Did you mean Softened Room Temperature Butter? Because no way does melted butter look like that
Hi Aiden- nope it definitely melted butter. If you’re referring to the step by step photos, the one on the left is after mixing the butter and sugar and the one on the right is after whipping the eggs/yolk- it resembles a cake batter texture
So I made these first going by your directions but doubled for 9X13 and after they were done & cooled I threw them out!!!! Although I knew better for whatever reasons I still did everything according to your recipe which 3/4 tsp. Of salt then doubled 1 1/2 tsp. Salt inedible!!! All that salt & salted butter that’s insane to say the least, So last night I re did them with 1/2 tsp. Salt in total a whole lot better & atleast edible although still can taste the salt slightly nothing like the first time I made them, If I venture into trying this recipe a 3rd. X I am either going to use unsalted butter & then the salt or drop salt down to 1/4 tsp. For doubled recipe 9X13.
Hi Carla- thanks for sharing. I should have specified this recipe was made with UNSALTED butter. So it makes sense if you use both salted butter and the full amount of salt why it would taste that way. I’ve added recipe notes regarding this.
I fell in love with Saco cocoa powder decades ago when I was in the hunt for a better tasting cocoa powder. Didn’t care for Ghiradelli and was not happy with the bitterness of the Hershey’s brand. I stumbled up Saco at Winco one time and never looked back. I buy 3-4 at a time. I use it for my homemade hot chocolate, cookies, cakes, syrups, brownies and more! Can’t go wrong and tastes semi sweet and smooth! Sounds like the Rodelle cocoa powder is similar. I’m headed to the kitchen now to make these brownies!

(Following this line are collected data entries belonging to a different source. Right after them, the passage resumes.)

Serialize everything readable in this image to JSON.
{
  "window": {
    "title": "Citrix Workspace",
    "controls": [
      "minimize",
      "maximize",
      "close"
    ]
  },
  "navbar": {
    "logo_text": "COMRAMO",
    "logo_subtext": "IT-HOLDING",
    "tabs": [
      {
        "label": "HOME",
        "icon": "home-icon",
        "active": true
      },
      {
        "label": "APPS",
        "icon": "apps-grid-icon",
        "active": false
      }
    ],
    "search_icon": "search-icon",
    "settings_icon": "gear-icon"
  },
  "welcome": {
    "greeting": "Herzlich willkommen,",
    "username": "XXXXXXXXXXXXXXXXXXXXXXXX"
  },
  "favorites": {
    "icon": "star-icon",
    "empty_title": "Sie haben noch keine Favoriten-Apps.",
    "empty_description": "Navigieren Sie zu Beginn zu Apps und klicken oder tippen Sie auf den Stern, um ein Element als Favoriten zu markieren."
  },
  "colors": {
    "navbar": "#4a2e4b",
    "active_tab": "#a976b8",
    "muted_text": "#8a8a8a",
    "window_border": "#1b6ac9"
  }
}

Oh I’ve never heard of Saco before, I will have to check out it out! If you do make these, please come back and let me know what you think! Happy baking!
It’s a must to try Saco Dutch Cocoa. It’s wonderful ‼️Lately it’s been hard to find. I’m going to use it when I make these brownies ♥️ I’ll let you know. I haven’t heard of Rodelle as well. I will check for it as well.
Mmmm, these look great, Julianne! I’m also a big fan of Rodelle Dutch-process cocoa powder; I use it almost exclusively in my baking. My all-time favorite brownie recipe is the one on the back of the Rodelle cocoa bag, but these brownies of yours look equally delicious! I appreciate all the testing you did to yield as perfect a recipe for us as you could. Thank you for all your hard work and dedication!
Awesome Erin! Thank you for the kind words. This was a long but fun project!